L'intelligence artificielle, malgré ses promesses d'innovation, expose les banques africaines à des menaces sans précédent, transformant la question de son adoption en celle de sa maîtrise sécurisée. C'est le constat dressé par l'expert Marc Israël lors d'une Masterclass internationale en ligne tenue le jeudi 2 avril 2026, marquant le lancement de l'édition 2026 du Programme certifiant COFEB-HEC Paris. L'objectif était d'esquisser une feuille de route pour transformer cette menace en levier stratégique pour les institutions financières du continent.
Face à l'évolution rapide des techniques de fraude – notamment les deepfakes, l'usurpation d'identité et la manipulation de données – rendues hyper-réalistes par l'IA générative, les dispositifs classiques de vérification, tels que le KYC (Know Your Customer), sont fragilisés. Les intrusions peuvent désormais rester invisibles pendant plusieurs mois, augmentant considérablement leur impact potentiel. Les banques, dépositaires de données sensibles et concentrant des flux financiers majeurs, apparaissent comme des cibles privilégiées. Pour Marc Israël, un changement de paradigme s'impose : les modèles d'IA doivent être considérés comme des actifs stratégiques critiques, au même titre que des coffres-forts numériques, exigeant des dispositifs robustes de traçabilité, de contrôle et d'audit.
Pour relever le défi de cette "double transformation" – intégration de l'IA et sécurisation des systèmes – l'expert propose un cadre opérationnel structuré autour de trois piliers fondamentaux. Premièrement, évaluer le point de départ en mesurant la maturité technologique, cartographiant l'exposition aux cyberattaques et comprenant l'environnement de données, pour éviter tout déploiement à l'aveugle. Deuxièmement, agir rapidement en privilégiant les "quick wins", des initiatives ciblées à fort impact et faible effort, permettant de générer des résultats tangibles et d'accélérer l'apprentissage organisationnel.
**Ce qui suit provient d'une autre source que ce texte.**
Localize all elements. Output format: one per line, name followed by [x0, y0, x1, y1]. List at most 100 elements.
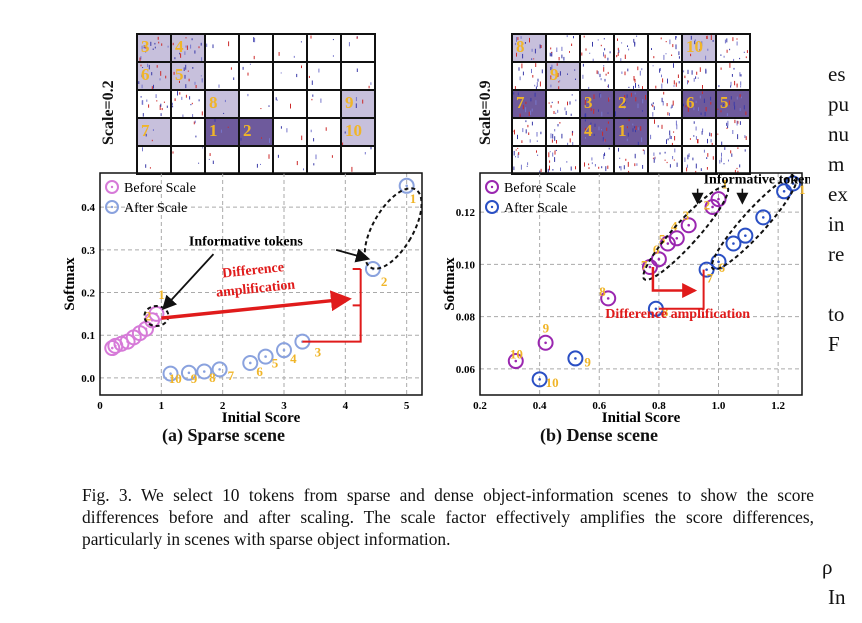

Enfin, la montée en puissance de l'IA doit impérativement s'accompagner d'un travail simultané sur la gouvernance et les compétences. La gouvernance, loin d'être un frein, doit encadrer les usages, prévenir les dérives et sécuriser les données, tout en permettant l'expérimentation dans des environnements sécurisés. À cet égard, le rôle des "sandboxes" (bacs à sable) est crucial. Ces espaces de test isolés permettent aux institutions financières d'expérimenter de nouveaux outils et cas d'usage sans compromettre les systèmes en production ni les données sensibles, à l'instar de la Banque centrale de Maurice et de la Financial Services Commission. Marc Israël met en garde contre l'inaction ("paralysis by analysis"), plaidant pour une approche progressive où les projets pilotes affinent les règles de gouvernance au fil de leur déploiement.
Cette maîtrise des risques technologiques, soutenue par des institutions comme le COFEB – Centre ouest africain de formation et d'études bancaires, bras armé de la BCEAO basé à Dakar et partenaire d'HEC Paris – devient un levier central de souveraineté financière pour le secteur bancaire ouest-africain, forcé d'innover sans s'exposer.